Adrian Goslett, CEO RE/MAX of Southern Africa:
“Over the last year, residential property sales have gone from strength to strength in Cape Town and the surrounding areas, a trend that is expected to continue in 2018.
“The Mother City remained highly sought-after throughout 2017, which is evidenced by the significant increase in property sales we have seen in the last twelve months. There has been a continued influx of people moving to the Western Cape from many of the inland regions throughout the country. The demand has resulted in property price growth in the Western Cape outstripping other regions of the country – good news for homeowners, but bad news for first-time buyers trying to get their foot in the door.
“Fuelled by real demand, we predict that Cape Town will continue to see positive house price growth in 2018. While the very steep upward curve we are currently seeing may flatten marginally, Cape Town will remain a lucrative investment destination from both a capital growth and rental income perspective as the current growth is not a bubble.
“While property sales in Cape Town increased, Johannesburg experienced a slowdown this year. Although sales were up marginally in 2017 on the previous year, there was a decline in registrations due to issues such as the lack of available bank finance and lags at the deeds office.
“Looking ahead to 2018, the recent downgrade by another of the major credit rating agencies could see the Johannesburg market slow further, with finance likely to become more expensive. It will cost more for the government to borrow money, which in turn will have a knock-on effect on the consumer. Financial institutions will need to hold more money in reserve, which will make it more difficult to obtain credit, and the credit that is granted will come at a higher cost. A marginal mitigating factor is that to some degree financial institutions have already made provision and priced in the effects that a downgrade would have on credit costs.

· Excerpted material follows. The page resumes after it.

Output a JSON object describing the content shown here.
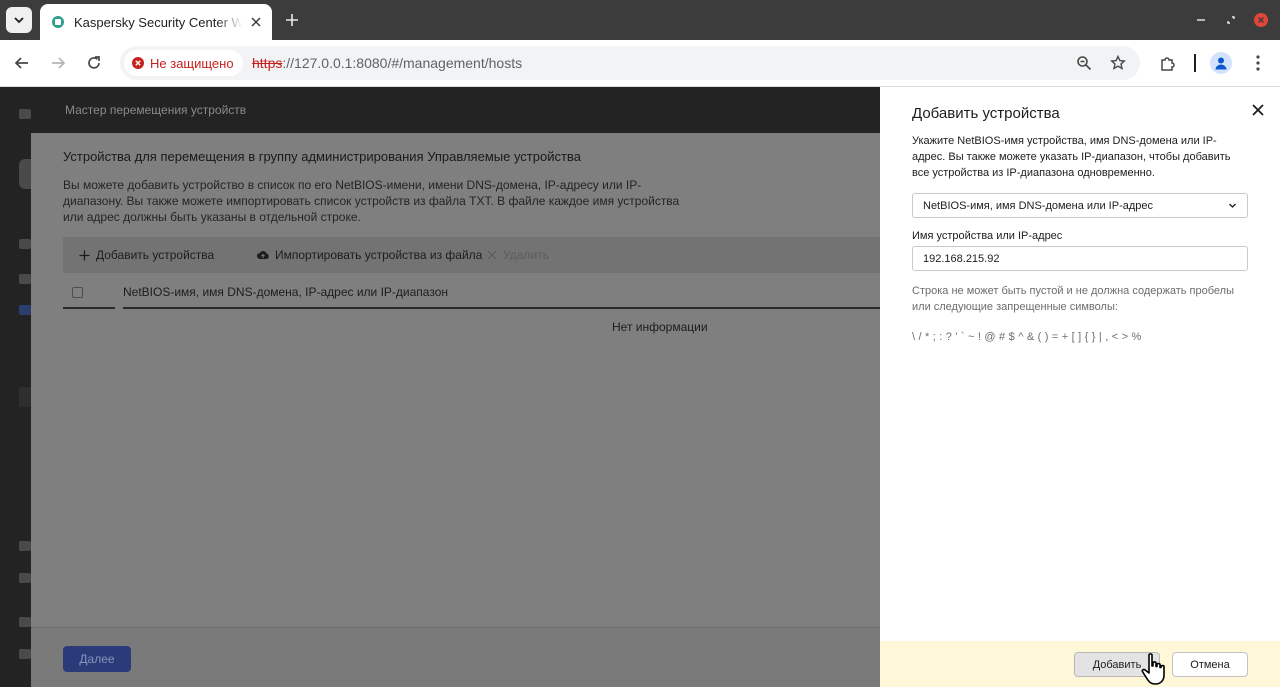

“There have been some positive shoots since the election of Cyril Ramaphosa as ANC head but the true test will come in a power shift and passing on of the baton from the current President. There seems to be a slightly more positive sentiment in those proverbial “whispers in the corridors” but I believe that local and foreign investors want to see some real action before they begin to climb back in fully to the property market. Having said that, there is still a fair deal of movement in the market with RE/MAX having concluded over R2.8 billion rand worth of property sales in the month of December – its best month ever by almost R300 million rand.”
Richard Gray, Harcourts Africa CEO
Many of us closed off the year anxiously monitoring the ruling party's executive committee election. For the large part, it's important for us to show an active interest in the direction our country is moving in, in the other sense we desire a Government that is transparent and has the best interests of its people at heart. The economy certainly experienced quite a number of dramatic shifts during 2017 and some markets were effected, be it positively or negatively. Harcourts for one experienced defiant growth, showing that many South Africans remain active in an uncertain economy.
A point to take note of are the knock-on effects of the political climate in South Africa. Often the negative reactions to short term economic changes are only felt the following year. On this point, I am very hopeful that there will be more stability in the political messaging from Government, as well as less major ministerial suprises, however this is difficult to predict.
Consumers might be in a price pinch for a little while longer, but the market already seems to be gaining momentum. Property outweighs a lot of the immediate reactions due to its long-term nature, however the commercial and rental markets might react more sharply to any more surprises.